What I know is that, as citizens, we've lost consensus on the shared factual basis from which our dialogue springs. Right now, we have partisans willing to debate, not opinions based on facts, but the facts themselves. Is global warming actually happening? Was Terri Schiavo in a persistent vegetative state? We should have answers to these questions so we can take action from there, not have two bickering talking heads telling us "Is not, is too." The televised media have failed us, the print media are getting there. If you get a guy on a cable news show talking about how Hitler was bad, you'll get an opposite talking head talking about how he was not.

What I do know is that all of us, Hatfields and McCoys, deserve better than what we're getting from our government. Republicans now have total power in government, so why, if conservatives are right, aren't things going very well? Back in 1992, when Clinton was in office and Democrats had control of the legislature, didn't we see dramatically progressive legislation?

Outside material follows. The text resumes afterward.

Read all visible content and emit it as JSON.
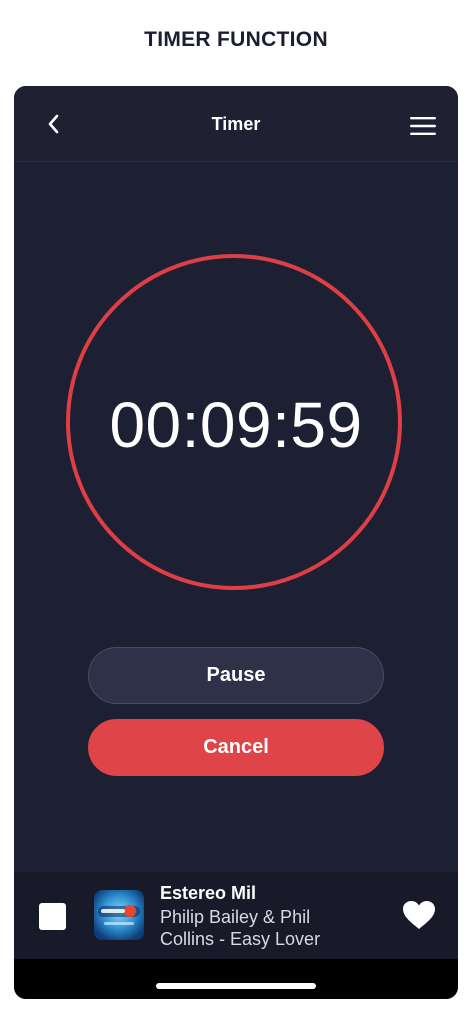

Well, because our parties have stopped representing us. They throw us bones on hot-button issues - it gets us mad and motivated - but what's *happening* seems, to partisan little me, to be the powerful aiding the powerful, and everyone else getting left out in the cold.

The great American political battle of the 21st century will not be between Democrats and Republicans, but between the people and the truly corrupt politicans in our goverment. I mean, corruption in politics is nothing new, but, honestly, has it ever been *this* bad?

6/03/2005 2:19 PM  
Anonymous Anonymous said...

I mean, corruption in politics is nothing new, but, honestly, has it ever been *this* bad?

I think it has always been this bad, what has changed is the technology enables much grander levels of corruption. Watch Deadwood and you see how corruptly the west was developed, but the crooks could only control so much...

6/03/2005 2:26 PM  
Anonymous Anonymous said...

Goo post by TCR, bravo!

6/03/2005 2:27 PM  
Anonymous Anonymous said...

The anonymous coward at 03:17h stated that "How Felt did it was...b) against his oath of office..." As a brief review of the FBI Oath of Office, we have:

I, [insert name here], do solemnly swear to support, uphold and
defend the Constitution of the United States of America against
all enemies, foreign and domestic, to obey the lawful orders and
directives of those appointed before and above me, and that I
enter into this office without any mental reservation whatsoever,
so help me GOD.


So, senior o seniora anonymous coward, what part--exactly--did Felt go against? Before jumping to a concussion, note that Agents must "obey the lawful orders...", not just any order.

6/03/2005 8:23 PM  
Anonymous Anonymous said...

This might have been the best piece on Mark Felt I read all week.

6/04/2005 6:27 PM  
Anonymous Anonymous said...

agree with previous poster.

6/04/2005 10:43 PM  
Anonymous Anonymous said...

Something I haven't seen mentioned yet, is that Felts himself was convicted and later pardon by Reagan for ordering unlawful search and seizures into citizen homes (amendment 4). Some feel this is the foundation for the current patriot act. On a side note, I don't understand Presidential pardons no matter who is in the office, they all seem to pardon their connected or wealthy cronies. It is one thing to be proven innocent and the President pardons you, but for the President to just say your not guilty, wipe the slate clean seems ripe for corruption wether your a Reagan, Bush or Clinton.

But is Felts still a hero?

I think this is an interesting topic for journalists because several journalists are under pressure to reveal their sources or go to jail (i.e., Judy Miller).